Officials in Belize say D-Mar Construction, a company owned by politician Denny Grijalva, has destroyed a 2,000-year-old Maya temple in Northern Beliz. The 20 metre high ancient structure was used for road fill!
The authorities reported that the company was using bulldozers and backhoes to carry out the works, chipping away at the pyramid’s sides until barely anything was left.
The police in Belize said they are conducting an investigation and criminal charges are possible, as although the temple complex is located on private land, Belizean law states that damage to any Maya structure, building, temple and archaeological site is illegal under the NICH Act 2003.
The site of Noh Mul (“big hill”) was a major Maya ceremonial centre. Built at a vantage point on the Hondo River to control the region’s trade routes, the site had a long life. Structures of this northern Yucatán type were built over those erected in the Classic period. Some of these new constructions covered the front of older stairways and resemble the Caracol in Chichén Itzá, southern Mexico.
The site was first investigated in 1897 by Thomas Cann, who returned to it several times until the 1930s.
However, in 1940 one structure was partially demolished to provide road material for the San Pablo to Douglas highway. At least three burial chambers were uncovered during its demolition and while some of the contents were recovered by the authorities, most were either smashed or looted.

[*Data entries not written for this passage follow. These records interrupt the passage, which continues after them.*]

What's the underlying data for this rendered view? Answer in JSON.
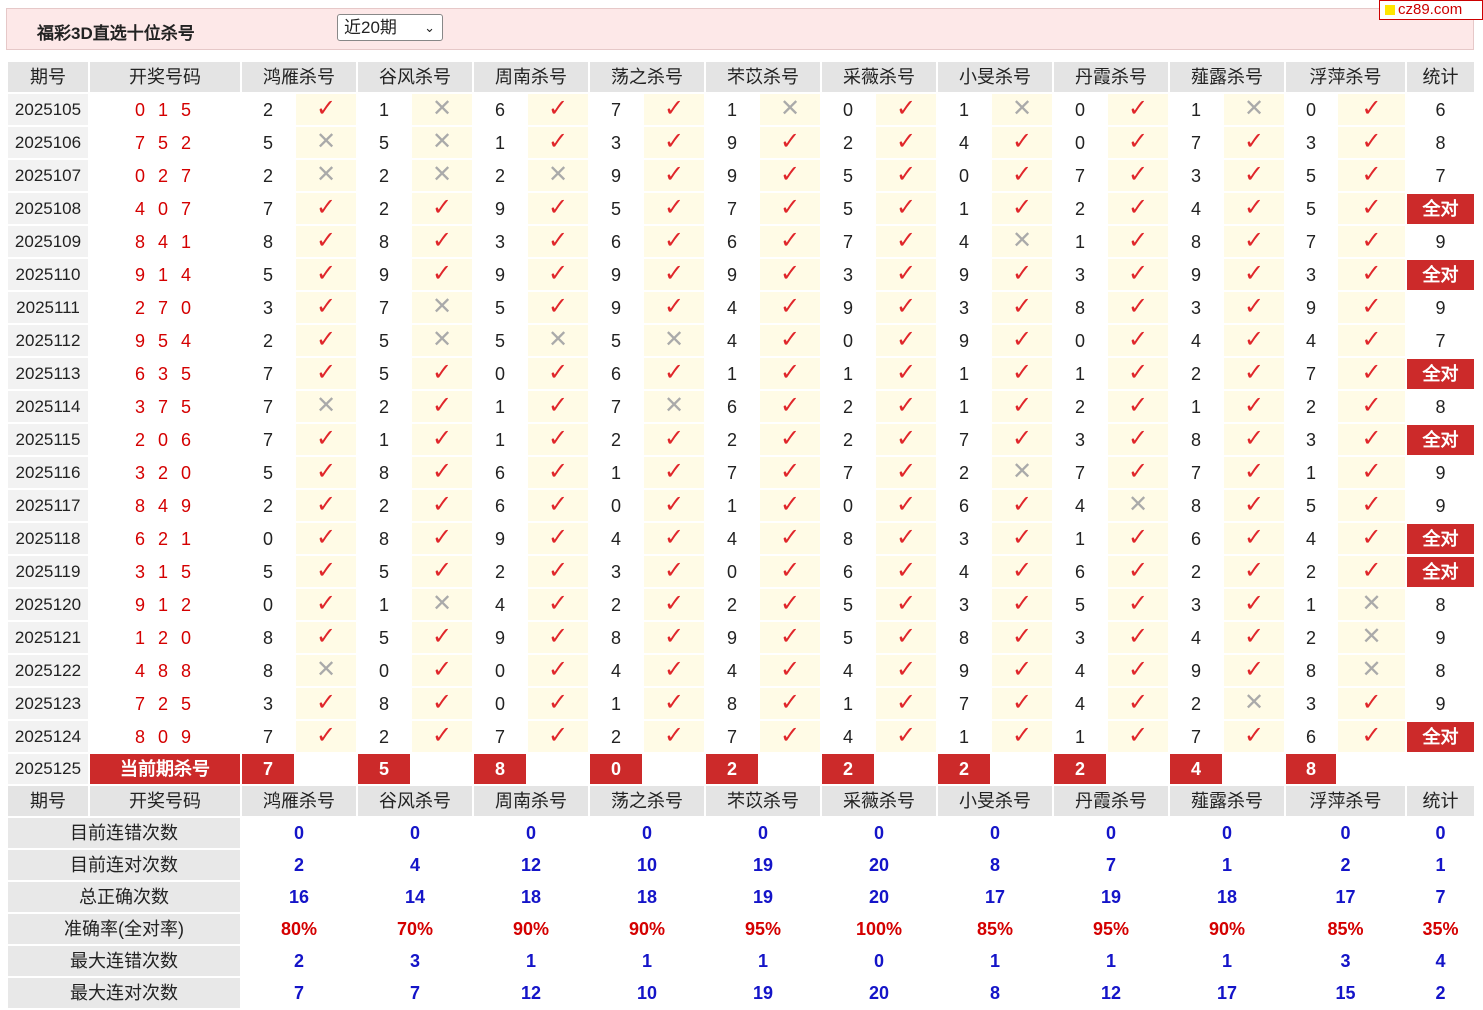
{
  "header": {
    "title": "福彩3D直选十位杀号",
    "range_select": "近20期",
    "watermark": "cz89.com"
  },
  "columns": {
    "issue": "期号",
    "draw": "开奖号码",
    "experts": [
      "鸿雁杀号",
      "谷风杀号",
      "周南杀号",
      "荡之杀号",
      "芣苡杀号",
      "采薇杀号",
      "小旻杀号",
      "丹霞杀号",
      "薤露杀号",
      "浮萍杀号"
    ],
    "stats": "统计"
  },
  "marks": {
    "hit": "✓",
    "miss": "✕"
  },
  "rows": [
    {
      "issue": "2025105",
      "draw": "0 1 5",
      "kills": [
        2,
        1,
        6,
        7,
        1,
        0,
        1,
        0,
        1,
        0
      ],
      "hits": [
        1,
        0,
        1,
        1,
        0,
        1,
        0,
        1,
        0,
        1
      ],
      "count": "6",
      "all": false
    },
    {
      "issue": "2025106",
      "draw": "7 5 2",
      "kills": [
        5,
        5,
        1,
        3,
        9,
        2,
        4,
        0,
        7,
        3
      ],
      "hits": [
        0,
        0,
        1,
        1,
        1,
        1,
        1,
        1,
        1,
        1
      ],
      "count": "8",
      "all": false
    },
    {
      "issue": "2025107",
      "draw": "0 2 7",
      "kills": [
        2,
        2,
        2,
        9,
        9,
        5,
        0,
        7,
        3,
        5
      ],
      "hits": [
        0,
        0,
        0,
        1,
        1,
        1,
        1,
        1,
        1,
        1
      ],
      "count": "7",
      "all": false
    },
    {
      "issue": "2025108",
      "draw": "4 0 7",
      "kills": [
        7,
        2,
        9,
        5,
        7,
        5,
        1,
        2,
        4,
        5
      ],
      "hits": [
        1,
        1,
        1,
        1,
        1,
        1,
        1,
        1,
        1,
        1
      ],
      "count": "全对",
      "all": true
    },
    {
      "issue": "2025109",
      "draw": "8 4 1",
      "kills": [
        8,
        8,
        3,
        6,
        6,
        7,
        4,
        1,
        8,
        7
      ],
      "hits": [
        1,
        1,
        1,
        1,
        1,
        1,
        0,
        1,
        1,
        1
      ],
      "count": "9",
      "all": false
    },
    {
      "issue": "2025110",
      "draw": "9 1 4",
      "kills": [
        5,
        9,
        9,
        9,
        9,
        3,
        9,
        3,
        9,
        3
      ],
      "hits": [
        1,
        1,
        1,
        1,
        1,
        1,
        1,
        1,
        1,
        1
      ],
      "count": "全对",
      "all": true
    },
    {
      "issue": "2025111",
      "draw": "2 7 0",
      "kills": [
        3,
        7,
        5,
        9,
        4,
        9,
        3,
        8,
        3,
        9
      ],
      "hits": [
        1,
        0,
        1,
        1,
        1,
        1,
        1,
        1,
        1,
        1
      ],
      "count": "9",
      "all": false
    },
    {
      "issue": "2025112",
      "draw": "9 5 4",
      "kills": [
        2,
        5,
        5,
        5,
        4,
        0,
        9,
        0,
        4,
        4
      ],
      "hits": [
        1,
        0,
        0,
        0,
        1,
        1,
        1,
        1,
        1,
        1
      ],
      "count": "7",
      "all": false
    },
    {
      "issue": "2025113",
      "draw": "6 3 5",
      "kills": [
        7,
        5,
        0,
        6,
        1,
        1,
        1,
        1,
        2,
        7
      ],
      "hits": [
        1,
        1,
        1,
        1,
        1,
        1,
        1,
        1,
        1,
        1
      ],
      "count": "全对",
      "all": true
    },
    {
      "issue": "2025114",
      "draw": "3 7 5",
      "kills": [
        7,
        2,
        1,
        7,
        6,
        2,
        1,
        2,
        1,
        2
      ],
      "hits": [
        0,
        1,
        1,
        0,
        1,
        1,
        1,
        1,
        1,
        1
      ],
      "count": "8",
      "all": false
    },
    {
      "issue": "2025115",
      "draw": "2 0 6",
      "kills": [
        7,
        1,
        1,
        2,
        2,
        2,
        7,
        3,
        8,
        3
      ],
      "hits": [
        1,
        1,
        1,
        1,
        1,
        1,
        1,
        1,
        1,
        1
      ],
      "count": "全对",
      "all": true
    },
    {
      "issue": "2025116",
      "draw": "3 2 0",
      "kills": [
        5,
        8,
        6,
        1,
        7,
        7,
        2,
        7,
        7,
        1
      ],
      "hits": [
        1,
        1,
        1,
        1,
        1,
        1,
        0,
        1,
        1,
        1
      ],
      "count": "9",
      "all": false
    },
    {
      "issue": "2025117",
      "draw": "8 4 9",
      "kills": [
        2,
        2,
        6,
        0,
        1,
        0,
        6,
        4,
        8,
        5
      ],
      "hits": [
        1,
        1,
        1,
        1,
        1,
        1,
        1,
        0,
        1,
        1
      ],
      "count": "9",
      "all": false
    },
    {
      "issue": "2025118",
      "draw": "6 2 1",
      "kills": [
        0,
        8,
        9,
        4,
        4,
        8,
        3,
        1,
        6,
        4
      ],
      "hits": [
        1,
        1,
        1,
        1,
        1,
        1,
        1,
        1,
        1,
        1
      ],
      "count": "全对",
      "all": true
    },
    {
      "issue": "2025119",
      "draw": "3 1 5",
      "kills": [
        5,
        5,
        2,
        3,
        0,
        6,
        4,
        6,
        2,
        2
      ],
      "hits": [
        1,
        1,
        1,
        1,
        1,
        1,
        1,
        1,
        1,
        1
      ],
      "count": "全对",
      "all": true
    },
    {
      "issue": "2025120",
      "draw": "9 1 2",
      "kills": [
        0,
        1,
        4,
        2,
        2,
        5,
        3,
        5,
        3,
        1
      ],
      "hits": [
        1,
        0,
        1,
        1,
        1,
        1,
        1,
        1,
        1,
        0
      ],
      "count": "8",
      "all": false
    },
    {
      "issue": "2025121",
      "draw": "1 2 0",
      "kills": [
        8,
        5,
        9,
        8,
        9,
        5,
        8,
        3,
        4,
        2
      ],
      "hits": [
        1,
        1,
        1,
        1,
        1,
        1,
        1,
        1,
        1,
        0
      ],
      "count": "9",
      "all": false
    },
    {
      "issue": "2025122",
      "draw": "4 8 8",
      "kills": [
        8,
        0,
        0,
        4,
        4,
        4,
        9,
        4,
        9,
        8
      ],
      "hits": [
        0,
        1,
        1,
        1,
        1,
        1,
        1,
        1,
        1,
        0
      ],
      "count": "8",
      "all": false
    },
    {
      "issue": "2025123",
      "draw": "7 2 5",
      "kills": [
        3,
        8,
        0,
        1,
        8,
        1,
        7,
        4,
        2,
        3
      ],
      "hits": [
        1,
        1,
        1,
        1,
        1,
        1,
        1,
        1,
        0,
        1
      ],
      "count": "9",
      "all": false
    },
    {
      "issue": "2025124",
      "draw": "8 0 9",
      "kills": [
        7,
        2,
        7,
        2,
        7,
        4,
        1,
        1,
        7,
        6
      ],
      "hits": [
        1,
        1,
        1,
        1,
        1,
        1,
        1,
        1,
        1,
        1
      ],
      "count": "全对",
      "all": true
    }
  ],
  "current": {
    "issue": "2025125",
    "label": "当前期杀号",
    "kills": [
      7,
      5,
      8,
      0,
      2,
      2,
      2,
      2,
      4,
      8
    ]
  },
  "stats": [
    {
      "label": "目前连错次数",
      "values": [
        "0",
        "0",
        "0",
        "0",
        "0",
        "0",
        "0",
        "0",
        "0",
        "0"
      ],
      "total": "0",
      "color": "blue"
    },
    {
      "label": "目前连对次数",
      "values": [
        "2",
        "4",
        "12",
        "10",
        "19",
        "20",
        "8",
        "7",
        "1",
        "2"
      ],
      "total": "1",
      "color": "blue"
    },
    {
      "label": "总正确次数",
      "values": [
        "16",
        "14",
        "18",
        "18",
        "19",
        "20",
        "17",
        "19",
        "18",
        "17"
      ],
      "total": "7",
      "color": "blue"
    },
    {
      "label": "准确率(全对率)",
      "values": [
        "80%",
        "70%",
        "90%",
        "90%",
        "95%",
        "100%",
        "85%",
        "95%",
        "90%",
        "85%"
      ],
      "total": "35%",
      "color": "red"
    },
    {
      "label": "最大连错次数",
      "values": [
        "2",
        "3",
        "1",
        "1",
        "1",
        "0",
        "1",
        "1",
        "1",
        "3"
      ],
      "total": "4",
      "color": "blue"
    },
    {
      "label": "最大连对次数",
      "values": [
        "7",
        "7",
        "12",
        "10",
        "19",
        "20",
        "8",
        "12",
        "17",
        "15"
      ],
      "total": "2",
      "color": "blue"
    }
  ]
}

In 1972 Ernestene Green of Western Michigan University carried out some limited test-pitting in the area as part of her location analysis of sites in Northern Belize.
A major investigation began in 1982 when Norman Hammond, an emeritus professor of archaeology at Boston University began the full Noh Mul Project and by 1986 several areas relating to the ceremonial precinct and outlying zones including raised fields had been located and excavated. In the late 1980s structural consolidation began, with the hope of both preservation and tourism – however, this never fully materialised and the large pyramid returned to a mound in a cane field once again.